Framing a Prediction Problem
The prediction problem this model aims to solve is: “Given performance metrics 20 minutes into a game, which team will win?”. This is a binary classification problem, since there are two teams and exactly one of them must win. The response variable is the outcome of the game. Accuracy is the metric used to evaluate the model because there should be a fairly even distribution between wins and losses across the dataset.
Baseline Model
For my baseline model, I used a Logistic Regression classifier to predict whether a team would win a game based on performance metrics taken at the 20-minute mark.
Features Used
The input features consisted of various champion-level metrics from both teams.
- Kills, Assists, and Deaths at 20 minutes per role
- Gold difference, XP difference, and CS difference at 20 minutes per role
- Game length
In total, there were 46 features. All of them were quantitative, so no encodings were needed.
Performance
On a training set of about 6000 games, the model had 78.72% accuracy. Its test accuracy was 80.25%. These results suggest the model is doing noticeably better than random guessing (which would probably be hovering around 50% +- 10%). The model is just under what I’d consider good, because there’s still plenty of factors to consider that could affect the outcome of a game.
Final Model
For my final model, I chose to incorporating feature selection, standardization, and hyperparameter tuning. Specifically, I added the following elements:
- StandardScaler: Normalize the feature values, ensuring the logistic regression model performs well since it is sensitive to the scale of the input data. This matters most for gamelength (which is in seconds) as well as the performance metrics for the support role, because it’s extremely rare for supports to have anywhere near as many resources as the rest of the roles on the team.

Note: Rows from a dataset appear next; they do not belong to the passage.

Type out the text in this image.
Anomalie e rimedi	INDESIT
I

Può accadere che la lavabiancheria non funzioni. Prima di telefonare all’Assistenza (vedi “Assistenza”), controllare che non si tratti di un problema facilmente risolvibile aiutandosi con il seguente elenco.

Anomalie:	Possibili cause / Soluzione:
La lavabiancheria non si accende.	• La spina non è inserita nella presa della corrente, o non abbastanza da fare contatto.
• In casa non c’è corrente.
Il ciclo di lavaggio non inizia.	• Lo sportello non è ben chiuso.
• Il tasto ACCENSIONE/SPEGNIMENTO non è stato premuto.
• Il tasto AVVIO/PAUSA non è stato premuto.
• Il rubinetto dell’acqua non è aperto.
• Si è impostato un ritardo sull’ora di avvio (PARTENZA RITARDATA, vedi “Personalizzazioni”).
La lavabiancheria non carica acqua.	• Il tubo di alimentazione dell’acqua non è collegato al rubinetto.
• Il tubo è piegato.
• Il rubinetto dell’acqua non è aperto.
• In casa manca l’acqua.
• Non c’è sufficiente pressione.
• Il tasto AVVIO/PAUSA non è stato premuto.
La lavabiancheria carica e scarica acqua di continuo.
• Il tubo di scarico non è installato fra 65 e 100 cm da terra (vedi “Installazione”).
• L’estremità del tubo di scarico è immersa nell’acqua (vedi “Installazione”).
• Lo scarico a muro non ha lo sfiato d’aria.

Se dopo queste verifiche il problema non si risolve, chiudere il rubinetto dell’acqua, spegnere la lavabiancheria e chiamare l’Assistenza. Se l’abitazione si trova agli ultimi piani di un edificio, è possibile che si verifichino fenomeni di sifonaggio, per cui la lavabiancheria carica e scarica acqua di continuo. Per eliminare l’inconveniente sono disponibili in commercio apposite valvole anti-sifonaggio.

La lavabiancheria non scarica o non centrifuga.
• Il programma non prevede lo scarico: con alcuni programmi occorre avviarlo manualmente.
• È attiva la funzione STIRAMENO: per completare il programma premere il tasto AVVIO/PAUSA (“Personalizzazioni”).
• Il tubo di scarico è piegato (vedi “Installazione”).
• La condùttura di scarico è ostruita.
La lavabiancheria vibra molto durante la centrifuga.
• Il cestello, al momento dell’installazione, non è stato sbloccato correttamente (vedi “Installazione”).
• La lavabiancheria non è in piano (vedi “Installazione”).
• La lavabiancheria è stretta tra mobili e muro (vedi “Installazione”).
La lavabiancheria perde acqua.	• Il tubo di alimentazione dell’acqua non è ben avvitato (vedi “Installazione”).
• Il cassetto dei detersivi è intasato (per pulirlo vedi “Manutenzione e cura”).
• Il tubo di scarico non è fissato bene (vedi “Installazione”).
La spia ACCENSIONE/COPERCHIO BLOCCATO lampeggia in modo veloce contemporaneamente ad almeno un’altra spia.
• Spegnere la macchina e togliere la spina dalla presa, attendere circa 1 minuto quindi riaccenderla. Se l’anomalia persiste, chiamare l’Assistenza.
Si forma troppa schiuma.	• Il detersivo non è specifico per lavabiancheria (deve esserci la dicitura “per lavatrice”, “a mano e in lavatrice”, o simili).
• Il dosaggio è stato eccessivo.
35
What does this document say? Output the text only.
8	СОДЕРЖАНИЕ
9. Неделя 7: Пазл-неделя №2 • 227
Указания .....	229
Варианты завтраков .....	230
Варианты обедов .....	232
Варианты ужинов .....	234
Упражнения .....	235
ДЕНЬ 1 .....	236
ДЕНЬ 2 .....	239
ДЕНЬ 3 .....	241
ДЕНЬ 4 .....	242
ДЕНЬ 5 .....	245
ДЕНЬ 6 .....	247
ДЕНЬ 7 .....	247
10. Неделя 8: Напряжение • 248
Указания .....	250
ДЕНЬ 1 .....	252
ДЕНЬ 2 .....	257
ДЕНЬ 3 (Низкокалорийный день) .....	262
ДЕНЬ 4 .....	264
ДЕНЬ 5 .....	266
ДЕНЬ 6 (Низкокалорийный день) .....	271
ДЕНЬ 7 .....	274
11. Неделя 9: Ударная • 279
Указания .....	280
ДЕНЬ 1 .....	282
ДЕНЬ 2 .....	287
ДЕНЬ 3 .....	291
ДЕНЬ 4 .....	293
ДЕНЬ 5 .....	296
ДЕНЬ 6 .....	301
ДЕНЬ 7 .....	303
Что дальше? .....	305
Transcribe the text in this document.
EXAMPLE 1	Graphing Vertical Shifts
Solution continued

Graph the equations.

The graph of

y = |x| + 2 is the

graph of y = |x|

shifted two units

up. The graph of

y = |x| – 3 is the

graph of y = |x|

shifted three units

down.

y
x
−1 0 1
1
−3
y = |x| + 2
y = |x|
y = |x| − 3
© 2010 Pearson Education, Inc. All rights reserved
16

- SelectKBest (f_classif): Select the top 15 features most correlated with the target variable. This helps remove irrelevant or noisy features, improving generalization.
- LogisticRegression with GridSearchCV: Search for the best regularization strength (
C
parameter) across multiple values using 5-fold cross-validation.
I believe these features improved my model’s performance because the feature selection process explicitly chooses variables with the strongest statistical relationship to the outcome. This aligns well with the data generating process, where some champion performance metrics at 20 minutes are more predictive of game outcomes than others.
Performance
Using the same training and test sets, the final model had 78.55% training accuracy. Its test accuracy was 80.30%. The best performing hyperparamter value was C
=0.1.
The final model showed an improvement over the baseline model in test performance, which indicates better generalization as the test set is unseen data to the model. I’d consider this an improvement because ultimately the goal of a model is to predict for unseen data.